Here’s how the MEDIT technology works: Sanford-Burnham researchers select a protein they wish to target. Let’s say that this protein, Protein X, normally tells cells to divide, but when it malfunctions, it causes unchecked cell division that leads to a tumor. In an effort to uncover new anti-cancer drugs, scientists want to find compounds that bind to the deviant Protein X and turn it off. Normally, it might take months or years of work and a stroke of luck to find the one needle-in-a-haystack compound that binds and inhibits Protein X without interfering with other proteins.
Dr.

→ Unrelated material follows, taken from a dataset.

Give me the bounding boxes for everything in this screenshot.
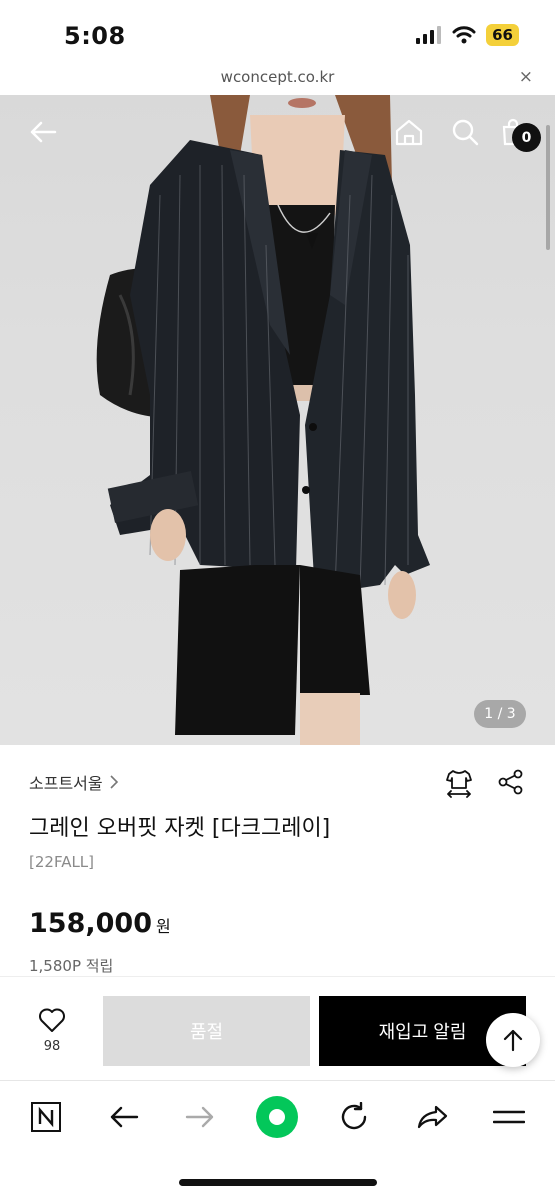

Cosford and his team are taking a more targeted approach to drug design with MEDIT’s software platform. MED-SuMo takes a 3D model of Protein X and breaks it down into pieces. Then the software digs through a publically available database containing more than 60,000 proteins with known structures to find “hits” – pieces that structurally resemble parts of Protein X, but are already known to bind certain compounds. MED-SuMo superimposes the matching hits on the structure of Protein X, allowing researchers to see a 3D image of the interaction. Chemical fragments bound to the hits will bind to Protein X in a similar fashion, forming the initial building blocks for a new drug.
Once MED-SuMo puts these pieces together, MEDIT technology takes drug design several steps further. Another program, called MED-Ligand, can optimize multiple hits by finding ways they could be combined to form a single hybrid drug compound that binds Protein X better and more selectively. The system can even screen out any combinations that couldn’t realistically be generated by chemists in the laboratory, as well as those that might harm other proteins or cause toxicity in humans.
“We’re using MEDIT’s software to look for highly effective drugs,” explained Peter Teriete, Ph.D., post-doctoral researcher in Dr. Cosford’s group. “The great thing about using MED-SuMo at Sanford-Burnham is that we’re also surrounded by drug discovery experts. So if I find something that looks good on the computer, I can work with chemists and assay developers to synthesize the compound in the lab and test it to determine whether or not it has the potential to become a new drug.”
The collaboration goes both ways – Dr. Teriete and others benefit from the software and MEDIT SA’s engineers benefit from their feedback on what works, what could work better, and what additional features would be helpful. Their ideas and experiences will enrich future versions of the MEDIT technology platform, making it an even more powerful tool for drug discovery.
“This agreement with Sanford-Burnham, a leading scientific institution in the U.S., is a great opportunity for our company,” said Stephane Richard, Ph.D., vice president of business development at MEDIT SA. “The collaborative nature of the deal and the involvement of our technology in a number of structure-based drug design efforts will allow researchers at Sanford-Burnham to capitalize on our scientists’ expertise in this field.”